Вечерний чай из самовара с кусочками наколотого щипцами сахара, когда в сборе была вся семья, в том числе усталый отец, пришедший со сталеделательного оружейного завода (в наше время – Ижмаш), которому он отдал всю свою трудовую жизнь. Неторопливая беседа, неяркий свет от единственной электрической лампочки, ввернутой в фарфоровый патрон с фарфоровым же выключателем – все это создавало неповторимую атмосферу родительского очага, память о котором сохраняется на всю жизнь.

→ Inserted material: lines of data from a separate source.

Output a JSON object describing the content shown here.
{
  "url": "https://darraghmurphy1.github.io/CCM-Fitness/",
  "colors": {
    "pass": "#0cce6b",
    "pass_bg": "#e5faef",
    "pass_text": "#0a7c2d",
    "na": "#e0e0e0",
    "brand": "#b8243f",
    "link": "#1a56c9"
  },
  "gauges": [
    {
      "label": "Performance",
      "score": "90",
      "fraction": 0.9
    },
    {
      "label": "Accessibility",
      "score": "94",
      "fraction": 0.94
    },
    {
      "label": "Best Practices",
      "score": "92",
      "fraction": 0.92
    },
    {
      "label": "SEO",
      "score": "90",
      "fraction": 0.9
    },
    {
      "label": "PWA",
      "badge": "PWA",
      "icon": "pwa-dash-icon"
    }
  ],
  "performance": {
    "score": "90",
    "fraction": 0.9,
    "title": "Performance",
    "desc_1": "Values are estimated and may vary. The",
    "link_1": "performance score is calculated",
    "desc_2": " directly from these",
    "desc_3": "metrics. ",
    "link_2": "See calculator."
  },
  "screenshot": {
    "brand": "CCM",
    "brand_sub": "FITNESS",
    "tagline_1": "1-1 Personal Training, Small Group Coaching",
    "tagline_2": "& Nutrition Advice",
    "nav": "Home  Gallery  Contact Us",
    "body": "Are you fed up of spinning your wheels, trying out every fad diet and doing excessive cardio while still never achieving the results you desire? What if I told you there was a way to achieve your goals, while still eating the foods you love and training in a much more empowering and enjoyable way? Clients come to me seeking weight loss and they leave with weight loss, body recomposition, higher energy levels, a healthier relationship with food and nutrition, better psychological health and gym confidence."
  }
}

В домашней атмосфере думалось, что в каждого человека при его рождении закладывается много начал – добрых и злых, полезных и вредных, нужных и никчемных. Эти начала до поры, до времени как бы дремлют в каждом из нас, но вот случайно или преднамеренно создаются такие условия, когда в человеке вдруг происходит пробуждение и дальнейшее, постепенное или бурное, развитие тех или иных наклонностей, впоследствии и составляющих в сумме то, что мы называем личностью. Так просыпается яркий цветок, раскрывает и поворачивает свои лепестки, словно намереваясь обнять кого-то, навстречу живительному теплу, неисчерпаемым потокам, льющимся с высокого ясного неба. В злаковом зерне, брошенном трудолюбивым крестьянином на весеннюю благодатную почву, вначале проклюнется бледный росток, но, согретый солнечными лучами, он еще теснее прижимается к груди его земной колыбели, а та щедро напоит его своими соками. Глядь, уже и трубка пошла, и колос, а там подступила пора позаботиться и о продолжении своего рода.